Every agent turn returns real numbers: response.cost_usd and response.total_tokens are first-class fields (you read them in your first agent). Offline they’re $0.0000; live they’re the actual spend, aggregated across every model call the turn made. The same numbers surface through MCP tool results and the wire protocols, so a consumer reads one number regardless of how it called the agent.

flowchart LR
    call["model call"] --> acc["accumulate<br/>cost_usd · tokens"]
    acc --> check{"under Budget<br/>ceiling?"}
    check -->|yes| call
    check -->|no| stop["🛑 refuse further work<br/><small>StopReason: budget_cost</small>"]

    classDef stop fill:#fef2f2,stroke:#ef4444,color:#7f1d1d;
    class stop stop;

A Budget caps spend before it happens. Plans carry a max cost; the agent refuses further work once the ceiling is reached rather than blowing past it. Cascade and Pareto strategies spend the cheap model first and escalate only when needed. This is the same “clever thing is opt-in and accountable” discipline as KAOS’s retrieval defaults.

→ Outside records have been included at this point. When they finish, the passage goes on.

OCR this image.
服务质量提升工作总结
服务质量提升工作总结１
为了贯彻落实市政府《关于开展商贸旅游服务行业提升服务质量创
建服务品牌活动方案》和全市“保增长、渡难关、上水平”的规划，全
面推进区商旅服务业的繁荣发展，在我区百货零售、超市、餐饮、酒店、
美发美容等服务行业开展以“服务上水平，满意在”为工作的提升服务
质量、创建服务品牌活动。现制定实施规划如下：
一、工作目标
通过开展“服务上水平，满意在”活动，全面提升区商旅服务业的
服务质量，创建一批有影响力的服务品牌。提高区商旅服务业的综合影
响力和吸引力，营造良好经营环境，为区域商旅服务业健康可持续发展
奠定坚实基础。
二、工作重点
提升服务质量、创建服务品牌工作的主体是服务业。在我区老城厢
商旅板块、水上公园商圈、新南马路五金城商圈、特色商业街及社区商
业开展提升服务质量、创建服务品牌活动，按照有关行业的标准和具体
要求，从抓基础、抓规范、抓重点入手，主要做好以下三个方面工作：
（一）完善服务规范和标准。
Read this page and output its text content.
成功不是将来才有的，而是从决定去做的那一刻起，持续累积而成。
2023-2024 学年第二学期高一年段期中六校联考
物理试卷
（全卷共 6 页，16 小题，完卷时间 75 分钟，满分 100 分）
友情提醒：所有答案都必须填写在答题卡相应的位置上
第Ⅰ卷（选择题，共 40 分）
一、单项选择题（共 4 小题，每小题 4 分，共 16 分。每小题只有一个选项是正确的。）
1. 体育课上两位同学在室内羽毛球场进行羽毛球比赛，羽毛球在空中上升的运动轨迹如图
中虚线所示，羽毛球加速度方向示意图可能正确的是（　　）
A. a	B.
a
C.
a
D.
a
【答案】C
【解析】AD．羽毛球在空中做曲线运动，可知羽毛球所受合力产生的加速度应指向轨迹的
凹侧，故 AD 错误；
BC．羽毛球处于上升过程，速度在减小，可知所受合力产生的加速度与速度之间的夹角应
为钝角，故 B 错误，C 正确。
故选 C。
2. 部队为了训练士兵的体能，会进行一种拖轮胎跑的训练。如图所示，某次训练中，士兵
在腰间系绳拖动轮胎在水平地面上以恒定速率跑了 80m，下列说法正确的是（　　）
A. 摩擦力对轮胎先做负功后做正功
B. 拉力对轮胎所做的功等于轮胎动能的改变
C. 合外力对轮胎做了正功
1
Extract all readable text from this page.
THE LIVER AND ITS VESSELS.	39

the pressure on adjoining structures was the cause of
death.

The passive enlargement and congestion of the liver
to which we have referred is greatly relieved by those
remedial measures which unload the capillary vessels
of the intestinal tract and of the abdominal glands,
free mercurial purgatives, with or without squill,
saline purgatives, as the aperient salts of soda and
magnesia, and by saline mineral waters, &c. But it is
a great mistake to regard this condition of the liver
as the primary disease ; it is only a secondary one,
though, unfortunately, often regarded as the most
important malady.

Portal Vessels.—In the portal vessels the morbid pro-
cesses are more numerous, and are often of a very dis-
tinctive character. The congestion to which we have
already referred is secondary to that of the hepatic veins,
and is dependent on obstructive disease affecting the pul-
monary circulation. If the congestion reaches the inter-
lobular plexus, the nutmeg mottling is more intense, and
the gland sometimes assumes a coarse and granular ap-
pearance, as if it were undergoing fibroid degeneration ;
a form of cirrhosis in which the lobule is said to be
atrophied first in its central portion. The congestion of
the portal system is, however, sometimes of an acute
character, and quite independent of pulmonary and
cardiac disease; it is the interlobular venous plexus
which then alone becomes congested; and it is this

  • Predictability. A workflow with a $0.50 per-document cap can’t surprise you with a $50 bill.
  • Transparency. Because cost is observed per call and aggregated, you can see exactly where spend goes — which tool, which step, which document.
  • Composability. Cost numbers travel with results, so a pipeline that fans out over a corpus can sum spend across stages without bespoke accounting at each one.

There’s a subtlety the docs are candid about: some provider/model combinations report cost as $0 (e.g. certain reasoning models), and not every tool path is capped at the same granularity. KAOS documents these gaps rather than hiding them — because a cost contract you can’t trust is worse than none. Anthropic Haiku is the documented default for examples precisely because its cost accounting is reliable.